Initialement, et à sa réapparition, après la fugue de janvier 2021, Diary SOW avait refusé de donner une explication claire et rationnelle à son geste qui avait mobilisé le Sénégal et la France. Du moins, sa réponse de l’époque a été sibylline «ceux qui cherchent une explication rationnelle à mon acte seront déçus, puisqu’il n’en a aucune» dit-elle. En réalité cette fugue serait-elle une mise en scène, machiavélique, ayant abouti à ce roman, «je pars» ? En effet, d’aucuns croyaient Diary SOW avait renoncé à tout, notamment à ses études «Qui dit je renonce à quoi que ce soit ?» avait-elle rétorqué.
L’intrigue n’est pas loin de la réalité, après la fugue, c’est le retour au domicile familial et la crainte des parents d’une nouvelle escapade. Diary ne donne dans son livre aucune explication plausible et cohérente des frayeurs causées aux siens «J’avais de pause, de ralentir» écrit-elle.
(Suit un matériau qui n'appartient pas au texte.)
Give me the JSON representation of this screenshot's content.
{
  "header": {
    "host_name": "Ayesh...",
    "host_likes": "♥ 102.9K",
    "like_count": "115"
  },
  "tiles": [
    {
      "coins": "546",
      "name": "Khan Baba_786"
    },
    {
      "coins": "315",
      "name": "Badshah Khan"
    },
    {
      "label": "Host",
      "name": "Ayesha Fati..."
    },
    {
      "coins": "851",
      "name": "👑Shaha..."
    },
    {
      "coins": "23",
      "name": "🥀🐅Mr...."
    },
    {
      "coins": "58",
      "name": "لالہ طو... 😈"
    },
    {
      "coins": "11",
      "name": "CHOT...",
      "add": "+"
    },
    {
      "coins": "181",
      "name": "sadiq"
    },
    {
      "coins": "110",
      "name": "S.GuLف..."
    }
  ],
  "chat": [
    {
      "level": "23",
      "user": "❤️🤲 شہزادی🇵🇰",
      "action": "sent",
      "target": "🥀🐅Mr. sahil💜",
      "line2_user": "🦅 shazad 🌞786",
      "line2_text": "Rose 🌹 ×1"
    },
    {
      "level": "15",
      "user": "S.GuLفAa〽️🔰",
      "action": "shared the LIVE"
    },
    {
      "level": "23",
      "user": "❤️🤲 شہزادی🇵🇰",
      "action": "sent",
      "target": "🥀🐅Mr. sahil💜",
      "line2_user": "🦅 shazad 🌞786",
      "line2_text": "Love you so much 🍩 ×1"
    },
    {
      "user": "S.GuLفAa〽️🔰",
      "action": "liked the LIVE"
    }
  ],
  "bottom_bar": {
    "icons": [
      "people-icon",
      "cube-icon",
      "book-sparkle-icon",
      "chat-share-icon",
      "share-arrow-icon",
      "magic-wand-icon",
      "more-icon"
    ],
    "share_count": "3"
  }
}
Du moins cette expérience amoureuse de ce diplomate français, déguisé sous le prénom d’Adam, si elle a été parfois compliquée à gérer, ne serait peut-être pas terminée «Il faut tout reprendre à zéro, se réapprendre l’un l’autre, s’aimer de nouveau» écrit-elle. Cette fugue a fait grandir Diary, avec parfois, un élan poétique «L’hiver bientôt va s’enfuir. Bientôt l’éclosion de l’été. Et tout renaîtra à la vie. Et je pourrai en fin observer le monde et le trouver beau» écrit Diary SOW. Sans doute, une ambition littéraire qui promet d’autres romans.
Références bibliographiques
SOW (Diary), Sous le visage d’un ange, Paris, L’Harmattan, 2020, 314 pages, au prix de 26 euros ;
SOW (Diary), Je pars, Paris, Robert Laffont, 2021, 208 pages, au prix de 16 €.